Wenn die vertikale Anlagenkommunikation in der Prozessindustrie realisiert wird, dann gibt es noch eine neue Herausforderung. Die Sicherheit in der Kommunikation. Wenn in der Prozessanlage das Ethernet durchgängig verfügbar ist, muss dafür gesorgt werden, dass keine unerlaubten Manipulationen von außen, z. B. durch Computer-Viren möglich sind. Es ist eine erschreckende Vorstellung, dass eine Raffinerie durch einen Virus im Kommunikationsnetzwerk abgeschaltet werden kann. Für die Prozess-Kommunikation ist das eine neue Herausforderung, die gelöst werden muss. Insbesondere ist es wichtig, eine Manipulation lokal zu isolieren und die globale Verbreitung zu verhindern. In der Bürokommunikation werden dazu sogenannte Firewalls genutzt, ob dieser Schutz so in der Prozessautomation verwendet werden kann, wird die Zukunft zeigen.

Fazit Ethernet
Die Anwender werden entscheiden, wie weit ein neuer Kommunikations-Standard in der Prozess-Automation genutzt wird. Neben der technische Frage „was kann Ethernet besser", wird der Investitionsschutz über die Anlagenlaufzeit darüber entscheiden, wie weit sich das Ethernet verbreiten wird.
Trotzdem ist das Ethernet bereits in vielen Nischenbereichen in der Prozessautomation angekommen. Bei diesen Anwendungen werden die Forderungen der Anwender erfüllt. Die herstellerunabhängige Vernetzung ist vereinfacht worden und durch die Standard-Ethernet-Komponenten ist auch die Investitionssicherheit gegeben.
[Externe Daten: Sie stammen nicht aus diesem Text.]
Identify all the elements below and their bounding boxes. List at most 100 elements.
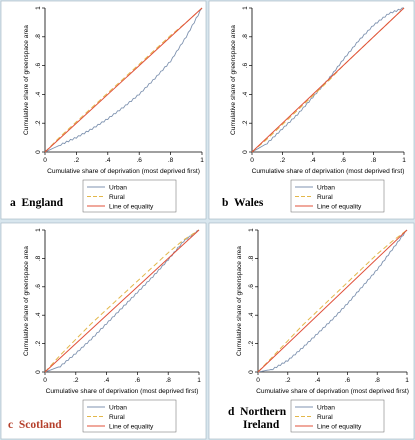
y-tick-label-c: 0: [35, 370, 42, 374]
x-tick-label-a: .8: [168, 157, 174, 164]
series-rural-d: [257, 229, 408, 373]
panel-name-a: England: [21, 197, 64, 209]
x-tick-label-b: .4: [310, 157, 316, 164]
panel-name-c: Scotland: [18, 419, 62, 431]
y-tick-label-d: .4: [248, 312, 255, 318]
panel-name-d-line2: Ireland: [243, 419, 280, 431]
legend-label-c: Rural: [109, 414, 125, 421]
panel-label-b: b Wales: [222, 197, 263, 210]
x-tick-label-c: .4: [104, 377, 110, 384]
y-tick-label-a: .8: [35, 34, 42, 40]
legend-box-a: [82, 179, 177, 213]
series-line-of-equality-b: [251, 7, 405, 153]
panel-letter-b: b: [222, 197, 229, 209]
y-tick-label-a: 1: [35, 6, 42, 10]
y-tick-label-c: 1: [35, 228, 42, 232]
y-axis-title-d: Cumulative share of greenspace area: [236, 246, 243, 356]
x-tick-label-d: 0: [256, 377, 260, 384]
x-tick-label-c: .2: [73, 377, 79, 384]
panel-name-b: Wales: [233, 197, 264, 209]
y-tick-label-b: .2: [242, 120, 249, 126]
panel-c: 0 .2 .4 .6 .8 1 0 .2 .4 .6 .8 1 Cumulative share of …: [0, 222, 207, 440]
y-tick-label-d: 0: [248, 370, 255, 374]
y-tick-label-d: .8: [248, 255, 255, 261]
x-tick-label-a: .4: [105, 157, 111, 164]
legend-box-c: [82, 399, 177, 433]
y-tick-label-d: 1: [248, 228, 255, 232]
x-tick-label-d: .8: [374, 377, 380, 384]
series-urban-d: [257, 229, 408, 373]
legend-label-b: Rural: [317, 194, 333, 201]
series-rural-a: [44, 7, 203, 153]
x-axis-title-a: Cumulative share of deprivation (most de…: [47, 168, 200, 175]
y-tick-label-d: .6: [248, 284, 255, 290]
legend-label-d: Line of equality: [317, 424, 362, 431]
y-tick-label-c: .4: [35, 312, 42, 318]
panel-letter-a: a: [10, 197, 16, 209]
legend-label-d: Rural: [317, 414, 333, 421]
series-line-of-equality-a: [44, 7, 203, 153]
legend-label-c: Line of equality: [109, 424, 154, 431]
y-tick-label-b: .8: [242, 34, 249, 40]
x-tick-label-d: .4: [315, 377, 321, 384]
panel-b: 0 .2 .4 .6 .8 1 0 .2 .4 .6 .8 1 Cumulative share of …: [208, 0, 415, 220]
legend-label-c: Urban: [109, 405, 127, 412]
x-tick-label-a: .6: [136, 157, 142, 164]
y-tick-label-b: .4: [242, 91, 249, 97]
series-rural-c: [44, 229, 200, 373]
y-tick-label-c: .2: [35, 341, 42, 347]
panel-letter-d: d: [228, 406, 235, 418]
panel-label-d: d Northern Ireland: [228, 406, 286, 432]
y-tick-label-b: 0: [242, 150, 249, 154]
y-tick-label-b: .6: [242, 63, 249, 69]
y-tick-label-a: .4: [35, 91, 42, 97]
legend-label-a: Urban: [109, 185, 127, 192]
legend-box-d: [290, 399, 385, 433]
panel-d: 0 .2 .4 .6 .8 1 0 .2 .4 .6 .8 1 Cumulative share of …: [208, 222, 415, 440]
x-tick-label-a: .2: [74, 157, 80, 164]
y-tick-label-a: .6: [35, 63, 42, 69]
legend-label-d: Urban: [317, 405, 335, 412]
y-tick-label-b: 1: [242, 6, 249, 10]
y-tick-label-d: .2: [248, 341, 255, 347]
y-axis-title-c: Cumulative share of greenspace area: [23, 246, 30, 356]
y-tick-label-a: 0: [35, 150, 42, 154]
y-axis-title-b: Cumulative share of greenspace area: [230, 25, 237, 135]
x-tick-label-b: 1: [402, 157, 406, 164]
x-axis-title-d: Cumulative share of deprivation (most de…: [256, 388, 409, 395]
y-axis-title-a: Cumulative share of greenspace area: [23, 25, 30, 135]
x-tick-label-c: 1: [197, 377, 201, 384]
x-tick-label-d: 1: [405, 377, 409, 384]
series-line-of-equality-c: [44, 229, 200, 373]
legend-label-a: Rural: [109, 194, 125, 201]
legend-box-b: [290, 179, 385, 213]
legend-label-b: Urban: [317, 185, 335, 192]
legend-label-a: Line of equality: [109, 204, 154, 211]
x-tick-label-b: .2: [280, 157, 286, 164]
x-tick-label-b: 0: [250, 157, 254, 164]
panel-letter-c: c: [8, 419, 14, 431]
series-rural-b: [251, 7, 405, 153]
x-tick-label-a: 0: [43, 157, 47, 164]
panel-label-a: a England: [10, 197, 63, 210]
series-line-of-equality-d: [257, 229, 408, 373]
x-tick-label-b: .8: [371, 157, 377, 164]
legend-label-b: Line of equality: [317, 204, 362, 211]
x-tick-label-d: .6: [345, 377, 351, 384]
y-tick-label-c: .8: [35, 255, 42, 261]
y-tick-label-a: .2: [35, 120, 42, 126]
x-tick-label-c: .6: [135, 377, 141, 384]
series-urban-a: [44, 7, 203, 153]
x-axis-title-c: Cumulative share of deprivation (most de…: [46, 388, 199, 395]
x-tick-label-b: .6: [340, 157, 346, 164]
x-tick-label-d: .2: [285, 377, 291, 384]
x-axis-title-b: Cumulative share of deprivation (most de…: [252, 168, 405, 175]
panel-name-d: Northern: [240, 406, 287, 418]
y-tick-label-c: .6: [35, 284, 42, 290]
x-tick-label-c: .8: [165, 377, 171, 384]
x-tick-label-a: 1: [200, 157, 204, 164]
panel-label-c: c Scotland: [8, 419, 62, 432]
x-tick-label-c: 0: [43, 377, 47, 384]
Hier ist sicher zuerst mit einer weiter steigenden Verbreitung der Ethernet-basierenden Kommunikation zu rechnen.

Ethernet in the field
Was sagen die Anwender?
In der NE74 werden die Namur-Anforderungen an einen Feldbus definiert. Wenn Ethernet diese Merkmale erfüllt, dann könnte es bis hin zum Feldgerät genutzt werden. Zu klären ist aber der wirkliche Mehrwert von „Ethernet in the field". Es ist an der Zeit, dass Anwender und Hersteller gemeinsam die Vor- und Nachteile vom Ethernet für die Prozessautomation diskutieren und klären. Den Standpunkt der Anwender fasst nachfolgend David Humphrey, Director of European Research der ARC Advisory Group Germany, zusammen.

Globale Bewertung von Ethernet für die Prozessindustrie
Der Bedarf an Echtzeitinformation steigt weiter an, um Fertigungsprozesse transparenter zu machen. Getrieben durch diesen Trend, wird die Steuerungstechnik weiter mit den  unternehmensweiten Netzwerken vernetzt. Ethernet hat sich in der Fabrikautomation bereits als de-facto Standard durchgesetzt. Dagegen werden in der Prozessindustrie, zumindest auf der Feldebene, bis auf weiteres konventionelle Feldbusse verwendet.
Technisch kann auch heute der Signalaustausch bis zum Feldgerät mittels Ethernet realisiert werden, doch was ist der Vorteil dieser Lösung? Die Standardisierung für die Energieversorgung der Feldgeräte über den „physical Layer Ethernet" liegt noch nicht vor. Genauso wenig gibt es ein einheitliches Explosionsschutz-Konzept.
Es stellt sich also die Frage, ob das Ethernet die richtige Topologie ist, um die Feldgeräte mit der Steuerungsebene zu verbinden. Die betriebsbewährten Gerätebusse wie Foundation Fieldbus H1 oder Profibus PA erfüllen diese Aufgaben problemlos. Mit Gateways ist die einfache Integration der Gerätebusse in die übergeordneten Ethernet-Netzwerke der Steuerungsebene möglich.
Jede neue Technologie muss einen Mehrwert bieten, um die etablierten Systeme zu ersetzten. Der Haupt-Vorteil des Ethernet ist seine hohe Bandbreite. Die Übertragungsgeschwindigkeit ist aber in der Feldebene, bei der Signalverarbeitung, nicht so wichtig. Deshalb ist das Ethernet sicher gut für die zeitkritischen, übergeordneten Steuerungsebenen geeignet, jedoch zählt dieser Vorteil nicht in der Feldebene.